The final matter which we must consider is the correctness of respondent's action in imposing additions to tax for negligence against petitioner under the provisions of section 6653(a)(1)(A) and (B). The first provision mentioned above provides for an addition to tax of 5 percent of the deficiency if any part of the underpayment is due to negligence or disregard of rules or regulations. The second part imposes a further addition to tax in the form of 50 percent of the interest payable on the portion of the underpayment attributable to negligence. 4
4 As previously noted, respondent has withdrawn her determination of the addition to tax under sec. 6661.

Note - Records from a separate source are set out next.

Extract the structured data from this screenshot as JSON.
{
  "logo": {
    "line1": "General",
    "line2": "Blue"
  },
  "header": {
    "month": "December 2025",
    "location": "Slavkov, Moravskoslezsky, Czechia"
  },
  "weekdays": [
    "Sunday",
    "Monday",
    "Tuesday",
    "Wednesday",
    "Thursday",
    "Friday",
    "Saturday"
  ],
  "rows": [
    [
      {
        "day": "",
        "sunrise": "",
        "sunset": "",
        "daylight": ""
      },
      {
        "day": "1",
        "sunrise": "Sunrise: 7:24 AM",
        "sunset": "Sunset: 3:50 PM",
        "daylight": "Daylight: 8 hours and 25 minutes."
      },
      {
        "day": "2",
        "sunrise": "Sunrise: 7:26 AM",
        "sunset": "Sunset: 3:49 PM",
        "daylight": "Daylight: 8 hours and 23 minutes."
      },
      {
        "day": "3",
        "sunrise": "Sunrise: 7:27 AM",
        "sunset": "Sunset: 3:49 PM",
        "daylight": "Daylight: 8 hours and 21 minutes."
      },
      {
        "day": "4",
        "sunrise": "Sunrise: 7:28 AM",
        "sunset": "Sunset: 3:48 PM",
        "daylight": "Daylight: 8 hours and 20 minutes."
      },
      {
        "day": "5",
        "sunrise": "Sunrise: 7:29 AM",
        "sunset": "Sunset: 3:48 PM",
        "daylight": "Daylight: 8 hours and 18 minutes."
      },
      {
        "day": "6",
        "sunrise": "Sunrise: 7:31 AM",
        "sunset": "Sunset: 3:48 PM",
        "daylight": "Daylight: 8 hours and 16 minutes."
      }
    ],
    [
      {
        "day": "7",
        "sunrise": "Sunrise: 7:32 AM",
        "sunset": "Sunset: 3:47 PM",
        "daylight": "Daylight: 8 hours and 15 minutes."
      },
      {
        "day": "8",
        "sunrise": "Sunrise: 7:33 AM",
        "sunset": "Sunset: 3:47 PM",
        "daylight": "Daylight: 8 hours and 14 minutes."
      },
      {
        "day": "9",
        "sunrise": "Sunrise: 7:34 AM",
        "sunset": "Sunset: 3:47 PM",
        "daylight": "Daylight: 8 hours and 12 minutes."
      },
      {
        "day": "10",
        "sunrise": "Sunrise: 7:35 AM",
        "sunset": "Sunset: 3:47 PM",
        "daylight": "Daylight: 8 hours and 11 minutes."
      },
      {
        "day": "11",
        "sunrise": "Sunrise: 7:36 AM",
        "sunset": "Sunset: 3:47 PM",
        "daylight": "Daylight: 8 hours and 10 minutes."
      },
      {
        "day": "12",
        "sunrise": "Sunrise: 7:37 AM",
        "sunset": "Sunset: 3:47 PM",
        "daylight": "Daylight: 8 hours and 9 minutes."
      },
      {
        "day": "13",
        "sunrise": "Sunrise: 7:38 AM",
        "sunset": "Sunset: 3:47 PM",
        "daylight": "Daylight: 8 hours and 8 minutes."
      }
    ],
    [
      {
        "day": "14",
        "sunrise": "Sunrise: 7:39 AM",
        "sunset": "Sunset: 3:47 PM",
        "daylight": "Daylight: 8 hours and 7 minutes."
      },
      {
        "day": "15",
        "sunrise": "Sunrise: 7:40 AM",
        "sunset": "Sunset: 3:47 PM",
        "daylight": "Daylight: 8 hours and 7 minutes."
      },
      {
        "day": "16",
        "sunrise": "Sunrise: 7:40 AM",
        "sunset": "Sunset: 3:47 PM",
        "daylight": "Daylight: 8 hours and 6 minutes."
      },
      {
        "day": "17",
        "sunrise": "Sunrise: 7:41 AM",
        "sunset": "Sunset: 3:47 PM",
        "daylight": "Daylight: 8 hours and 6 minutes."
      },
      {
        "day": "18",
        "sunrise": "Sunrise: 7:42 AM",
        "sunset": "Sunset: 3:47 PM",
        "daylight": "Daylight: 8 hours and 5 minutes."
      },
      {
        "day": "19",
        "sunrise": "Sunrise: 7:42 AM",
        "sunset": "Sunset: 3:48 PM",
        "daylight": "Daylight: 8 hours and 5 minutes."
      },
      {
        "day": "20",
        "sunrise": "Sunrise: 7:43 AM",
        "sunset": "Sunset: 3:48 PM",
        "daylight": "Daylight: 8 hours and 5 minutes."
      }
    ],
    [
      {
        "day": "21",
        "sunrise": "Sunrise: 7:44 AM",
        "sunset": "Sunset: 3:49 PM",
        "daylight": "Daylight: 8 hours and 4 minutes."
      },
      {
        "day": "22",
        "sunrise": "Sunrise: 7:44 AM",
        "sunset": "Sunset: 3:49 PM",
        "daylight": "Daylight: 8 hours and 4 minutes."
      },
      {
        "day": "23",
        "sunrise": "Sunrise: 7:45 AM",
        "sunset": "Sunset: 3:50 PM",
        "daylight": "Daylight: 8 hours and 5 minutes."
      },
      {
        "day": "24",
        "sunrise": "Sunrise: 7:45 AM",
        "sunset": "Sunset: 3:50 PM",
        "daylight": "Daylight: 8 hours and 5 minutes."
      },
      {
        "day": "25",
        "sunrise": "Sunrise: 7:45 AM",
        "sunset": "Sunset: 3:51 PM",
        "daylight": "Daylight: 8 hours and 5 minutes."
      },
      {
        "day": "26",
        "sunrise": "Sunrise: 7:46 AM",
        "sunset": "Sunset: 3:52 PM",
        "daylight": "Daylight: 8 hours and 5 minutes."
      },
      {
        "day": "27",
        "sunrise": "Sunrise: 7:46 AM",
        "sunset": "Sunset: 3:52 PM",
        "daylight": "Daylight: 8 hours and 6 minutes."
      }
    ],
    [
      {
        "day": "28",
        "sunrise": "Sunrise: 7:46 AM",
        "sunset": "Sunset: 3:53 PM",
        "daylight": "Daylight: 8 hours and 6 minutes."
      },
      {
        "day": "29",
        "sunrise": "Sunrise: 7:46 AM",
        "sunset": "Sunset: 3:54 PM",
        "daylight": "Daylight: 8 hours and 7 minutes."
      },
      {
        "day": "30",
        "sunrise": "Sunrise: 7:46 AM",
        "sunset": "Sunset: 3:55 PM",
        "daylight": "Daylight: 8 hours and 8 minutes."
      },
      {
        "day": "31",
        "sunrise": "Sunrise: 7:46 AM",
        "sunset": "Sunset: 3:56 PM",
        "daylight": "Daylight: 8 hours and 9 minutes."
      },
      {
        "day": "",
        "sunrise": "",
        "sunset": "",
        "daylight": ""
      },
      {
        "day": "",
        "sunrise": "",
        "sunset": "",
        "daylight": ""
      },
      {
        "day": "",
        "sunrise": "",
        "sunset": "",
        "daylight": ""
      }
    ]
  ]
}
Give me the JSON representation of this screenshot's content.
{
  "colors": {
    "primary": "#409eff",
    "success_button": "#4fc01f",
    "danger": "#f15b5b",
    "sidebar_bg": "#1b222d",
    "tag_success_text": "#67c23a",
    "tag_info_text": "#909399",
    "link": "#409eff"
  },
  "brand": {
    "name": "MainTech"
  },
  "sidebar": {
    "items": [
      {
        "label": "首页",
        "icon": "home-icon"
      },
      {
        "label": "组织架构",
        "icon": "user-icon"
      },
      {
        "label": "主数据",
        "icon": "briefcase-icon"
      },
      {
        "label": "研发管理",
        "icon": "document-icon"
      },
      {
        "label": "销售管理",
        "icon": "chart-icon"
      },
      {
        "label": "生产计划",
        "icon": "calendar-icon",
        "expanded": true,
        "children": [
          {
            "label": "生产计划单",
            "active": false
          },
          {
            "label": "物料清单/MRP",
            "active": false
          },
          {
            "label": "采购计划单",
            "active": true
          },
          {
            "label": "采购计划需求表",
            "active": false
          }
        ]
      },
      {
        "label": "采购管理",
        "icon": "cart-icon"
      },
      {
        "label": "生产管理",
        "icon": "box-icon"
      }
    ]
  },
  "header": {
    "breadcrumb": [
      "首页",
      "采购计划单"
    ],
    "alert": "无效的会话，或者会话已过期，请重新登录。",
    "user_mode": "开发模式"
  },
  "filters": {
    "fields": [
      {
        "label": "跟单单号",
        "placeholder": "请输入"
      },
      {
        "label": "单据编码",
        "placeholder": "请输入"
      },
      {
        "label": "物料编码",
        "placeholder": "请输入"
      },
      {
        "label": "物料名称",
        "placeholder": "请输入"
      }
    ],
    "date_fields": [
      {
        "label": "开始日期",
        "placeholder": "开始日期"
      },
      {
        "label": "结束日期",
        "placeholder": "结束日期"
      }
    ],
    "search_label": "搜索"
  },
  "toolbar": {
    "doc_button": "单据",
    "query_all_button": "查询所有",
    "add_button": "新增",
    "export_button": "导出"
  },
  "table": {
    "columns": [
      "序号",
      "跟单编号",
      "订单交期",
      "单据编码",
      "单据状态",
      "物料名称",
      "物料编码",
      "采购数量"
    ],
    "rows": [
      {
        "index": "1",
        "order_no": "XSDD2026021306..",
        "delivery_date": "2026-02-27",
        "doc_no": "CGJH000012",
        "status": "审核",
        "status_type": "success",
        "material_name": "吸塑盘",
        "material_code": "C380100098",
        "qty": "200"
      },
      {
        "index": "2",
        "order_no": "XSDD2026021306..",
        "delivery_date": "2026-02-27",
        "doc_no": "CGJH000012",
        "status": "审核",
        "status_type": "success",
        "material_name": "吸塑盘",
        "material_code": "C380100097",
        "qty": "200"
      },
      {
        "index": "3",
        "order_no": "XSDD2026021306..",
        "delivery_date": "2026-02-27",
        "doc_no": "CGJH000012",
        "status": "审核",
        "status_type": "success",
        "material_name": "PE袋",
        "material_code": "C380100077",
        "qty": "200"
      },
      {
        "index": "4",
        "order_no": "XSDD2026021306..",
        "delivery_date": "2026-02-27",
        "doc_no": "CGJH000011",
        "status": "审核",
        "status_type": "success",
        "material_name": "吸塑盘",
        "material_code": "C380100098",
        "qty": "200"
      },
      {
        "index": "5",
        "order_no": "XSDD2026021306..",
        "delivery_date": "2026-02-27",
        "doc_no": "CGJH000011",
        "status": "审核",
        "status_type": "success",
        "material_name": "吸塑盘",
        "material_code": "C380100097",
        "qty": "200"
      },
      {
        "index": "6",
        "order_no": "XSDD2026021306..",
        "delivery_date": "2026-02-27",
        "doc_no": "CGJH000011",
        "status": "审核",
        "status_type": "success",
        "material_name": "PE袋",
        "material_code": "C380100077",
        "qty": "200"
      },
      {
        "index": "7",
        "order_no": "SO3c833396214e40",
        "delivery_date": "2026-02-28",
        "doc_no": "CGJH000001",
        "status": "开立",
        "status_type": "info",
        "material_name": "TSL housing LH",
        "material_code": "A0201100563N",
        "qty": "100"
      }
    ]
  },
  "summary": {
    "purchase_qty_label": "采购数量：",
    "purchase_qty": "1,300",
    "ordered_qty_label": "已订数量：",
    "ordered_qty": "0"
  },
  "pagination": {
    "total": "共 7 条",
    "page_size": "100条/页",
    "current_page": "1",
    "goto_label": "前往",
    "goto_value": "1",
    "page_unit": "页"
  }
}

As to these determinations, the petitioner has the burden of proof to show that respondent was wrong. Rule 142(a); Bixby v. Commissioner [Dec. 31,493], 58 T.C. 757 (1972).
We listened closely to the testimony of petitioner on the stand in this case, and we examined the documentation which he presented. For reasons which we have discussed, documentary proof concerning the allowability of his deductions was sparse and for the most part failed to support his contentions. We are convinced, however, that petitioner did maintain records. His tax return, which he prepared himself, appears to have been done with care, and the documentation which he presented concerning his job seeking, although inadequate to prove the amounts which petitioner claimed, does demonstrate that petitioner took pains to maintain records of his activities. The fact that these records could not be produced at trial to substantiate petitioner's claims does not mean that they were not kept in the first instance; we believe they were.
Accordingly, we are persuaded that the underpayment of tax which resulted in this case was not due to petitioner's negligence or disregard of rules or regulations, as section 6653(a) puts it. This being the case, respondent's determination of additions to tax against petitioner for negligence is in error, and is disapproved.
To give effect to the above,
Decision will be entered under Rule 155.